Solving linear programs
When not to solve
- If not all constraints can be satisfied, then the problem is "infeasible".
- If there are no bounds stopping growth, the problem is "unbounded".
LP Solvers
Because LP problems are so specific, you can build generic solvers that handle all LP problems.
Example: (Pulp)[https://coin-or.github.io/pulp/]
Input: decision variables, objective, constraints
Output: infeasible|unbounded|xi,...,xn
Seems like they are typically polynomial time?
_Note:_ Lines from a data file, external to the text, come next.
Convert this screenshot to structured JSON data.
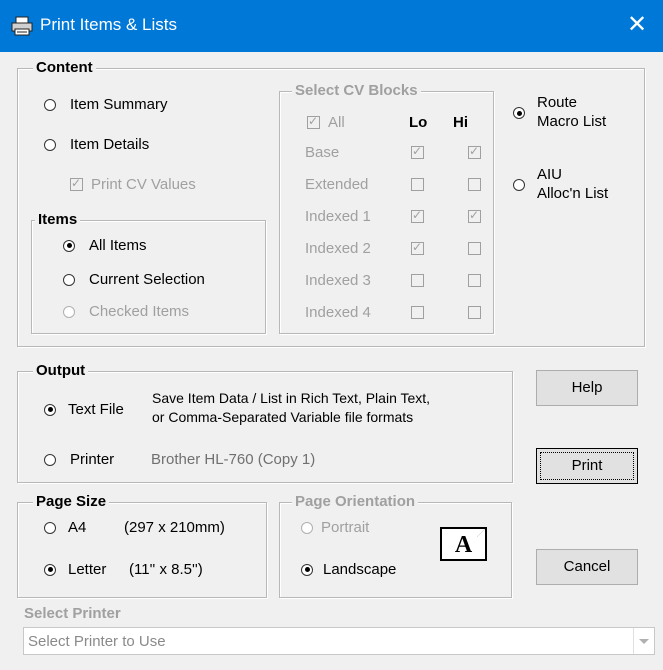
{
  "window": {
    "title": "Print Items & Lists",
    "close": "✕"
  },
  "content": {
    "legend": "Content",
    "item_summary": "Item Summary",
    "item_details": "Item Details",
    "print_cv_values": "Print CV Values",
    "items": {
      "legend": "Items",
      "all_items": "All Items",
      "current_selection": "Current Selection",
      "checked_items": "Checked Items"
    },
    "cv_blocks": {
      "legend": "Select CV Blocks",
      "all": "All",
      "lo": "Lo",
      "hi": "Hi",
      "rows": [
        {
          "label": "Base",
          "lo": true,
          "hi": true
        },
        {
          "label": "Extended",
          "lo": false,
          "hi": false
        },
        {
          "label": "Indexed 1",
          "lo": true,
          "hi": true
        },
        {
          "label": "Indexed 2",
          "lo": true,
          "hi": false
        },
        {
          "label": "Indexed 3",
          "lo": false,
          "hi": false
        },
        {
          "label": "Indexed 4",
          "lo": false,
          "hi": false
        }
      ]
    },
    "route_macro_1": "Route",
    "route_macro_2": "Macro List",
    "aiu_1": "AIU",
    "aiu_2": "Alloc'n List"
  },
  "output": {
    "legend": "Output",
    "text_file": "Text File",
    "text_file_desc_1": "Save Item Data / List in Rich Text, Plain Text,",
    "text_file_desc_2": "or Comma-Separated Variable file formats",
    "printer": "Printer",
    "printer_name": "Brother HL-760 (Copy 1)"
  },
  "page_size": {
    "legend": "Page Size",
    "a4": "A4",
    "a4_dims": "(297 x 210mm)",
    "letter": "Letter",
    "letter_dims": "(11'' x 8.5'')"
  },
  "orientation": {
    "legend": "Page Orientation",
    "portrait": "Portrait",
    "landscape": "Landscape",
    "glyph": "A"
  },
  "buttons": {
    "help": "Help",
    "print": "Print",
    "cancel": "Cancel"
  },
  "select_printer": {
    "label": "Select Printer",
    "placeholder": "Select Printer to Use"
  },
  "colors": {
    "titlebar": "#0078d7",
    "disabled_text": "#a0a0a0"
  }
}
Need to look into that more.
from pulp import *
model = LpProblem("AmyGeorgeCakeCuttingProblem", LpMaximize)
x = LpVariable("AmyShare", 0.0, 1.0)
y = LpVariable("GeorgeShare", 0.0, 1.0)
# add the objective function to the model.
model += 10 * x + 20 * y
# adding the constraints.
model += x+y <=1 , "fractions sum up to less than eq to 1"
model += x >= 1/3, "Amy min share"
model += y >= 1/4, "George min share"
model += y <= 1/2, "George diet"
model.solve()
for v in model.variables():
print(v.name, "=", v.varValue)
print(f'Objective value - money obtained for charity: {value(model.objective)}')
Algorithms
- Simplex: go through each vertex of the convex polyhedron until you cannot continue without becoming less optimized.
- Ellipsoidal
- Interior point methods